At least five LNG projects reached final investment decisions (FID) last year, more than any other year on record, with three in the US, and the others in Mozambique and Russia. The projects combined would have capacity of 9 billion cubic feet (bcf) of natural gas per day, energy consultancy Wood Mackenzie said.

Added to the quandary, at least for producers, is Qatar’s recent announcement that it plans to increase its liquefaction capacity to a record-breaking 126 million tons per annum (mtpa), from a current 77 mtpa, boosting the possibility that current oversupply and low prices could well persist until the mid-part of the decade.

For buyers in Asia, like Japan, India and others, falling LNG prices is a boon. Japan has been taking the opportunity to become a major secondary trader of the fuel.

India is leveraging collapsing prices to pressure its main supplier Qatar to renegotiate long-term off-take agreements originally pegged to an expensive Brent crude oil price indexation. Delhi is also procuring record amounts of LNG on the spot market to help cover a domestic gas crunch from both demand growth and a shortage of domestic gas production.

An LNG terminal in Yangkou Port in Nantong city, which is in China's Jiangsu province.
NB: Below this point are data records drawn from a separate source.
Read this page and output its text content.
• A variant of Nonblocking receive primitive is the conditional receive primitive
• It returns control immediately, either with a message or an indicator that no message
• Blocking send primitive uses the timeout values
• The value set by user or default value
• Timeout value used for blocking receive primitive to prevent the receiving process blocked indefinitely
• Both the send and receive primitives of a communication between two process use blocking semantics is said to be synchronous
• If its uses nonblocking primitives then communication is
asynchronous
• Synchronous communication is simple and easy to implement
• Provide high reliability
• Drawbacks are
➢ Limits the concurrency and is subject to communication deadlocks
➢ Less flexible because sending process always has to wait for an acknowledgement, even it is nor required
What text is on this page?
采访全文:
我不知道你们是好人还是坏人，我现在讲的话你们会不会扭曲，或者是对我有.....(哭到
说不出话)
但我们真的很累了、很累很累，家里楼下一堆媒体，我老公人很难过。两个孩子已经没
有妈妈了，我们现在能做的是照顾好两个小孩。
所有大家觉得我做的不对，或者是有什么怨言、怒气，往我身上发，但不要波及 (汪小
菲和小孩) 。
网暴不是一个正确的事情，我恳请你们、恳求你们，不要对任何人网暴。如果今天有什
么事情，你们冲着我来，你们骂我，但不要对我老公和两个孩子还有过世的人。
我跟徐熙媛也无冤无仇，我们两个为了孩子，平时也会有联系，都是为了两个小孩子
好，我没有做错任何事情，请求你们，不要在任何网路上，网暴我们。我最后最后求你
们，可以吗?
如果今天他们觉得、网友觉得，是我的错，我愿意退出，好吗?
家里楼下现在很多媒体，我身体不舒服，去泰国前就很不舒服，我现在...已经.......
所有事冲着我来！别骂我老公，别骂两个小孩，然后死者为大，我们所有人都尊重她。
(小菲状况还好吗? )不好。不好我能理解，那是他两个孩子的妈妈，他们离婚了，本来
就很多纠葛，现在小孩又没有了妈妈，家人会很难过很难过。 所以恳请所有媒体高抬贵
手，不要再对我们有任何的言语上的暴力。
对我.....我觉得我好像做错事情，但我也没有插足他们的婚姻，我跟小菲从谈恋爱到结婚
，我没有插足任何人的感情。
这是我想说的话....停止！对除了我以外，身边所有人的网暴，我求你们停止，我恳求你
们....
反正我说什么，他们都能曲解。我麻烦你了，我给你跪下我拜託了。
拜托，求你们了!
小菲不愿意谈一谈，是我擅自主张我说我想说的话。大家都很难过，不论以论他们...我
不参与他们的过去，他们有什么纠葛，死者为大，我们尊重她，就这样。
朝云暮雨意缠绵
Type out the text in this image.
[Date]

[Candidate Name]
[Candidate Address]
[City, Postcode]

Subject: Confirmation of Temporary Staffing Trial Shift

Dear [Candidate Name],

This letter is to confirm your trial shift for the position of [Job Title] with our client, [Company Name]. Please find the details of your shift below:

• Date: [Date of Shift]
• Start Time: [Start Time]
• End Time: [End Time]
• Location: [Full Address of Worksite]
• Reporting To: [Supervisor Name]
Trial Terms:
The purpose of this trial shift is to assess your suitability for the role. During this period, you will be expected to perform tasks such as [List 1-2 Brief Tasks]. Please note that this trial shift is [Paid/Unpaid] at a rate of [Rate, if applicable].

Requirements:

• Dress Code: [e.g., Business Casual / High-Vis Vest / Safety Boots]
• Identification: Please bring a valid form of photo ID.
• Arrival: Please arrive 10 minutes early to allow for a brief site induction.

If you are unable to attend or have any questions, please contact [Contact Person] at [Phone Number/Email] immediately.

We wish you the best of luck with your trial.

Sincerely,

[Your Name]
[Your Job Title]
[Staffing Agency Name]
Photo: AFP
An LNG terminal in Yangkou Port in Nantong city in China’s Jiangsu province. Photo: AFP

Suffice to say, global LNG has turned from being a seller’s to a buyer’s market in just a number of years. Producers will have to become more creative in selling volumes, financing models, investing in LNG value chains and cost cutting as part of their business models while they wait for semblance of market equilibrium to return.

For producers, the problem of lower prices is paramount. With prices now in the lower $3/MMBtu range and the growing threat that they will soon dip below the psychologically important $3/MMBtu price point, many producers will scramble just to cover costs, while others could forgo deliveries all together to avoid losses.

Weak prices will also force a temporary underutilization of US liquefaction capacity this summer period. Given that it typically costs about $2/MMBtu to liquefy and ship the fuel to Asia, producers now face severe market headwinds.

Warmer than normal temperatures in North Asia have also contributed to the current market overhang, as legacy buyers Japan, South Korea and Taiwan, as well as China, have all reported ample inventories of the super cooled fuel – an unusual situation for this time of year when inventories are often low due to colder weather and increased demand.

Last month, before the coronavirus outbreak hit Chinese demand, some of its firms were already trying to offload unwanted LNG cargoes on an already over-supplied spot market.